Accelerating 3D-T

PURPOSE: To evaluate the feasibility of using Compressed Sensing (CS) to accelerate 3D-T(1ρ) mapping of cartilage and to reduce total scan times without degrading the estimation of T(1ρ) relaxation times. METHODS: Fully-sampled 3D-T(1ρ) datasets were retrospectively undersampled by factors 2–10. CS reconstruction using twelve different sparsifying transforms were compared, including finite differences, temporal and spatial wavelets, learned transforms using Principal Component Analysis (PCA) and K-means Singular Value Decomposition (K-SVD), explicit exponential models, low rank and low rank plus sparse models. Spatial filtering prior to T(1ρ) parameter estimation was also tested. Synthetic phantom (n=6) and in vivo human knee cartilage datasets (n=7) were included.

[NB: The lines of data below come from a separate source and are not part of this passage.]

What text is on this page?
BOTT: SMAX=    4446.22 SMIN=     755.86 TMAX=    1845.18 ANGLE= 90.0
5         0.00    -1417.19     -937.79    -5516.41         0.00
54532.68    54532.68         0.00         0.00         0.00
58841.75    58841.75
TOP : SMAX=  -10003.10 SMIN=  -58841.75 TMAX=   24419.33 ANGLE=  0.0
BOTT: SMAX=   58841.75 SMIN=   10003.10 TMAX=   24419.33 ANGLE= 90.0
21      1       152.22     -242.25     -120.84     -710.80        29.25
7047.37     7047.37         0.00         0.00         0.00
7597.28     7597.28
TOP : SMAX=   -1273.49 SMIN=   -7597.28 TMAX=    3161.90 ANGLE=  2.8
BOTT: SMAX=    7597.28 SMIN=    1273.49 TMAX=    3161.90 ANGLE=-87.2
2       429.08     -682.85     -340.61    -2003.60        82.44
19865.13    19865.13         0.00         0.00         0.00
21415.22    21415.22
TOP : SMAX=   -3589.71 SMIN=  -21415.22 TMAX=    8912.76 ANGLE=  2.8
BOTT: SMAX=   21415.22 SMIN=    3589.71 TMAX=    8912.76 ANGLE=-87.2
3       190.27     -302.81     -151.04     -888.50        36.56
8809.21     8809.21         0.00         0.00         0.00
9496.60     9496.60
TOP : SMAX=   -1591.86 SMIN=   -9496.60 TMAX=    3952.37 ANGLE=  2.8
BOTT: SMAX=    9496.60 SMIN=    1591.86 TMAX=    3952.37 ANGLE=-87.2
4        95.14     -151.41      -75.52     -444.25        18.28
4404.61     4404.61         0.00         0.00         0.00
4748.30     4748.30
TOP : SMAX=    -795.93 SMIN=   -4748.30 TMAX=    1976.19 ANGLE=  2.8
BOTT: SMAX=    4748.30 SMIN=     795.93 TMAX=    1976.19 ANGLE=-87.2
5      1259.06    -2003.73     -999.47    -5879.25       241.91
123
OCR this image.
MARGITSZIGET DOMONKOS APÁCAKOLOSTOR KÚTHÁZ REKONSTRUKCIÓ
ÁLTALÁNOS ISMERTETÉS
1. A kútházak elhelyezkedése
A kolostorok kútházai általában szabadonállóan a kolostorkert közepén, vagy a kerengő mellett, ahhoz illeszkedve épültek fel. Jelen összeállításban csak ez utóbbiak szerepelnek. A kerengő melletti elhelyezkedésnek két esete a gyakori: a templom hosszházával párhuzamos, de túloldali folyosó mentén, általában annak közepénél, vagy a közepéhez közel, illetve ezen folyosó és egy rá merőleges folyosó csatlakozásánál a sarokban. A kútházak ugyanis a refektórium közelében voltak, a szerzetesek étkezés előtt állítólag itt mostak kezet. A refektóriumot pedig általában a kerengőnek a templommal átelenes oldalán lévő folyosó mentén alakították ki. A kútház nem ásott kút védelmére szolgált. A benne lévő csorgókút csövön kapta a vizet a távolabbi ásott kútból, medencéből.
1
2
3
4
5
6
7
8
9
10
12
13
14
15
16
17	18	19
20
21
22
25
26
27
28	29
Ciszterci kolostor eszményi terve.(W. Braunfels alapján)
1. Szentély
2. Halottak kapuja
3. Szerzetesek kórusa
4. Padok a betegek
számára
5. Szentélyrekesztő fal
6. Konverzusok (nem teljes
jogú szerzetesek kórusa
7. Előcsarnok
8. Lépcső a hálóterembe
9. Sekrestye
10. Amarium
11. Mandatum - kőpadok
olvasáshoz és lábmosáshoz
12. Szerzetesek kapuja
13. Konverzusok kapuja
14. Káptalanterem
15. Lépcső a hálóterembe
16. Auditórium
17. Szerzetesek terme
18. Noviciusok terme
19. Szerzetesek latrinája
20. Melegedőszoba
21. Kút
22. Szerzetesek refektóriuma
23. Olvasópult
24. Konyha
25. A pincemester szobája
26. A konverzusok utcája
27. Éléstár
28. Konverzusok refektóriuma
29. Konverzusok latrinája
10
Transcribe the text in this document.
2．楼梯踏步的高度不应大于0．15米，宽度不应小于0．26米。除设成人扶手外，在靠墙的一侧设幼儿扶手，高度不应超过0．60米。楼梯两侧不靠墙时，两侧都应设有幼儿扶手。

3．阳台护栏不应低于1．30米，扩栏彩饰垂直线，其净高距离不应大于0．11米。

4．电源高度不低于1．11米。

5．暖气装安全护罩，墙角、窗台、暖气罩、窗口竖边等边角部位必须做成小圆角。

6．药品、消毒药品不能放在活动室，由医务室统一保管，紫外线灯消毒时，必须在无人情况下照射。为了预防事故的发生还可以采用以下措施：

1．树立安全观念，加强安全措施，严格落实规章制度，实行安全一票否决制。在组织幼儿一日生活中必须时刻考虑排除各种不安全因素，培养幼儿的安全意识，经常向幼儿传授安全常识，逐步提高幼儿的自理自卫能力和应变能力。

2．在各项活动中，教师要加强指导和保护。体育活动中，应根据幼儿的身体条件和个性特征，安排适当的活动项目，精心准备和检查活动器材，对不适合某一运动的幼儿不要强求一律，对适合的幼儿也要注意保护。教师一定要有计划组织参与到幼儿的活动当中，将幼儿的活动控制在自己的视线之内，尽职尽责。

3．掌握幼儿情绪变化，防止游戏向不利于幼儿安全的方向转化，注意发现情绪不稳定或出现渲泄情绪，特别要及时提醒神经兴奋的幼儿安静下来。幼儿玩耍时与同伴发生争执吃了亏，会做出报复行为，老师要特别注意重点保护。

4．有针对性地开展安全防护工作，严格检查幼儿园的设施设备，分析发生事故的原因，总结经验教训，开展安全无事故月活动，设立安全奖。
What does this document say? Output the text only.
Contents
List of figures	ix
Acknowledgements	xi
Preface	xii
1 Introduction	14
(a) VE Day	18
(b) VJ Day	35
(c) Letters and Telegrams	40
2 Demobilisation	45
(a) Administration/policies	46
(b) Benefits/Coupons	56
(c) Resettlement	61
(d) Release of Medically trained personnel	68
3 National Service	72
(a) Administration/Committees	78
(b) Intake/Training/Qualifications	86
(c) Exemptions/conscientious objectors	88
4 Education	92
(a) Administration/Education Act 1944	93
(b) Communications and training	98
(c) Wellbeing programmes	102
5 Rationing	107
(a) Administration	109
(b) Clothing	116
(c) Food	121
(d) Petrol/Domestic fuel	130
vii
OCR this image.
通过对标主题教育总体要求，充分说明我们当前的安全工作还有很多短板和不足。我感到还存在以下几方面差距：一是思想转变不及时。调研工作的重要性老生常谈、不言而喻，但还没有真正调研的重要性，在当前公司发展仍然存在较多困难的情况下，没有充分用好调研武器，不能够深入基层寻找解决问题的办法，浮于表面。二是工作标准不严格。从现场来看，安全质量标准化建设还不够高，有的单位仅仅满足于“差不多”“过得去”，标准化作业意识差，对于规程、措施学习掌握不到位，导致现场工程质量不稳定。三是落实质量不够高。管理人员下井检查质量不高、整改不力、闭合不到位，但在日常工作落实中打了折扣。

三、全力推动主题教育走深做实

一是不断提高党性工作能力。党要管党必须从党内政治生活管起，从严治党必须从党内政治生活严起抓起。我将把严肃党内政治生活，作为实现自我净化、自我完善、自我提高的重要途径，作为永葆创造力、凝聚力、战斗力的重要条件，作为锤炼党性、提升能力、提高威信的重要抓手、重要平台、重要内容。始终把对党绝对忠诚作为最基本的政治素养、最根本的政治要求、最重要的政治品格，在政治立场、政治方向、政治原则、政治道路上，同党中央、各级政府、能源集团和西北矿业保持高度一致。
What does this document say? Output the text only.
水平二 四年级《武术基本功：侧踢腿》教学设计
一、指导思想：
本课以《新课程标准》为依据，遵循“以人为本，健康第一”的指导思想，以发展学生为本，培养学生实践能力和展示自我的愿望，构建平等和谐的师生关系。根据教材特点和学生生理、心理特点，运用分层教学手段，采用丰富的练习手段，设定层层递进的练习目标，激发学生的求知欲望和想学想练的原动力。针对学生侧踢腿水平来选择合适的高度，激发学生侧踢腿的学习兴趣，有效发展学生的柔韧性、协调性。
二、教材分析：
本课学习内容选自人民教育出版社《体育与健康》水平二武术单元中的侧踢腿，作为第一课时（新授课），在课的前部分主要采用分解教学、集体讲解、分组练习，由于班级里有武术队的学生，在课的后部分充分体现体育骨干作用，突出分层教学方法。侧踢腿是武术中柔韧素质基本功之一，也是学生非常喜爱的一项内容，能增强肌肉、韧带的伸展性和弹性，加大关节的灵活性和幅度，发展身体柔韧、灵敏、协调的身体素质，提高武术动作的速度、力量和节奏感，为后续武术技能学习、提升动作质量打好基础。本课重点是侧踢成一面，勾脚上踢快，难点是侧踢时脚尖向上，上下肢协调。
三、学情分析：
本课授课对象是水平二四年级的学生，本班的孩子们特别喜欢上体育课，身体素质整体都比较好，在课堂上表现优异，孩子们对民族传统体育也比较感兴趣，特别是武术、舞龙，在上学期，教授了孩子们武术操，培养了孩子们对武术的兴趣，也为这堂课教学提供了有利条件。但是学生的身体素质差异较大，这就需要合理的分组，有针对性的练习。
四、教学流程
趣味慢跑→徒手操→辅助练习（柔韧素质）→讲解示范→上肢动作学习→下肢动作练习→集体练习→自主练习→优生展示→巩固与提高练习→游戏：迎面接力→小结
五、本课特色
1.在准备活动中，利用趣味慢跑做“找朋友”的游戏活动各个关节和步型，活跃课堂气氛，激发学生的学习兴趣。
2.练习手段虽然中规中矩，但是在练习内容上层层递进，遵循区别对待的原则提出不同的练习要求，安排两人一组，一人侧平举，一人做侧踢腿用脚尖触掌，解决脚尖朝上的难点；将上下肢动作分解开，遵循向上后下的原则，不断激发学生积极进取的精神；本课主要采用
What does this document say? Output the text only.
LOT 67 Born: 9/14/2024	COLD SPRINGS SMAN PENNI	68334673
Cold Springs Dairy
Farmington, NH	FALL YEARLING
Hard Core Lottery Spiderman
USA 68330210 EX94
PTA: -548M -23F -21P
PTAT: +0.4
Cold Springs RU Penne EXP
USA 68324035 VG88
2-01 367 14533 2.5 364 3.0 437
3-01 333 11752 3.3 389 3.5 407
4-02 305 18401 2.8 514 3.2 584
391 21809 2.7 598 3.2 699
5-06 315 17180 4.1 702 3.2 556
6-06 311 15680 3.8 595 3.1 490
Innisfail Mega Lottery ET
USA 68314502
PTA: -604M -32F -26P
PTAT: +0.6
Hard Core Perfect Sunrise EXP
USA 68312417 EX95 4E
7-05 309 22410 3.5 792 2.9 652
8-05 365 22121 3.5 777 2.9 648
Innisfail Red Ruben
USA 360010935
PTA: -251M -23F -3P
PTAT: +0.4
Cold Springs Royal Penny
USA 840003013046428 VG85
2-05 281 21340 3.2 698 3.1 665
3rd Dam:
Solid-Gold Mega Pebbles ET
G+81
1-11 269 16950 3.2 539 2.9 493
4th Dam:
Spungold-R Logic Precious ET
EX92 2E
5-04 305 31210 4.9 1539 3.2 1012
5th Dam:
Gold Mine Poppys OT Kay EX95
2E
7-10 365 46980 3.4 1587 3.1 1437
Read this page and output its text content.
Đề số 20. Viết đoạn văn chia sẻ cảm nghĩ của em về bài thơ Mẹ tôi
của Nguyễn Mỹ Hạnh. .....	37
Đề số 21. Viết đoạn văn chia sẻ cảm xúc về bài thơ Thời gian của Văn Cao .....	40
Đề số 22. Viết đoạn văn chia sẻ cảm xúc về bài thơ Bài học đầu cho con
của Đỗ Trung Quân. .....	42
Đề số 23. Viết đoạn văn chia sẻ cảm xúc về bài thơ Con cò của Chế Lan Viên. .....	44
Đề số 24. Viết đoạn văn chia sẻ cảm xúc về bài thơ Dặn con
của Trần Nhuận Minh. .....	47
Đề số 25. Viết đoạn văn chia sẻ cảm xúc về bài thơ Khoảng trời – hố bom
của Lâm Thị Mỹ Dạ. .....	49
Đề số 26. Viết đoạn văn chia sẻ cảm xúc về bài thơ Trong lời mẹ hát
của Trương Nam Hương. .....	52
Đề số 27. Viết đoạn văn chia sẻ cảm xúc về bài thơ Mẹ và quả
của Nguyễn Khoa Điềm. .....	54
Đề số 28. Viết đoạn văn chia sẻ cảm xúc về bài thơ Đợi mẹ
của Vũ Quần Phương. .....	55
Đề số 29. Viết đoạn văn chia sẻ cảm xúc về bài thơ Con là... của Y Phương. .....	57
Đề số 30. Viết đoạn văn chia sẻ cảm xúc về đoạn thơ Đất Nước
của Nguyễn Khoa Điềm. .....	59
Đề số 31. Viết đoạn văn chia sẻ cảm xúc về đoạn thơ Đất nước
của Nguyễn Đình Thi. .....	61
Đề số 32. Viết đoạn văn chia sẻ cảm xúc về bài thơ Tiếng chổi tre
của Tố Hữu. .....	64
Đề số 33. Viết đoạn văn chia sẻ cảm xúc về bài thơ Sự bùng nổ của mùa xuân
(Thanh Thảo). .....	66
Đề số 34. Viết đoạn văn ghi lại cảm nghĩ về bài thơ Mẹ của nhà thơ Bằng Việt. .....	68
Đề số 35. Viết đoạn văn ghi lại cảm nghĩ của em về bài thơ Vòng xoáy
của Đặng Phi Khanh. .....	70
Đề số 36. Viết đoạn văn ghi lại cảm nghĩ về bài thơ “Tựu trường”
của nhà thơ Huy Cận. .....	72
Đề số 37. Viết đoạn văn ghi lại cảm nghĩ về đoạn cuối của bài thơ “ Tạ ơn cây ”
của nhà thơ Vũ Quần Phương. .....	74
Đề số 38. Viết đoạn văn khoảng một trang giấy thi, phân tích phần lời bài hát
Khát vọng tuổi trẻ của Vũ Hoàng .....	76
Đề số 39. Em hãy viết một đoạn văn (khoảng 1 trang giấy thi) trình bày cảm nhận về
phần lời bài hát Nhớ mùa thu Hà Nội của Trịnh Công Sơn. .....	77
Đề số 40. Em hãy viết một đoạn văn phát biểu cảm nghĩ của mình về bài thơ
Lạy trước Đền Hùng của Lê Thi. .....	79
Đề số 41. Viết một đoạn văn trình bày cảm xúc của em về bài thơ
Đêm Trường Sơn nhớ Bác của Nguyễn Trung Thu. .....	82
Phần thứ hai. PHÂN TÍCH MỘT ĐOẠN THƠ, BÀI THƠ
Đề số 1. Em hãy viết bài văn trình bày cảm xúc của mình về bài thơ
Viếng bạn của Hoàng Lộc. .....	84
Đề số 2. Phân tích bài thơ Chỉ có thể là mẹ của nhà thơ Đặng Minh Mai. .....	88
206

RESULTS: Most CS methods performed satisfactorily for an acceleration factor (AF) of 2, with relative T(1ρ) error lower than 4.5%. Some sparsifying transforms, such as spatio-temporal finite difference (STFD), exponential dictionaries (EXP) and low rank combined with spatial finite difference (L+S SFD) significantly improved this performance, reaching average relative T(1ρ) error below 6.5% on T(1ρ) relaxation times with AF up to 10, when spatial filtering prior to T(1ρ) fitting was utilized, at the expense of smoothing the T(1ρ) maps. The STFD achieved 5.1% error at AF=10 with spatial filtering prior to T(1ρ) fitting. CONCLUSION: Accelerating 3D-T(1ρ) mapping of cartilage with CS is feasible up to AF of 10 when using STFD, EXP or L+S SFD regularizers. These three best CS methods performed satisfactorily on synthetic phantom and in vivo knee cartilage for AFs up to 10, with T(1ρ) error of 6.5%.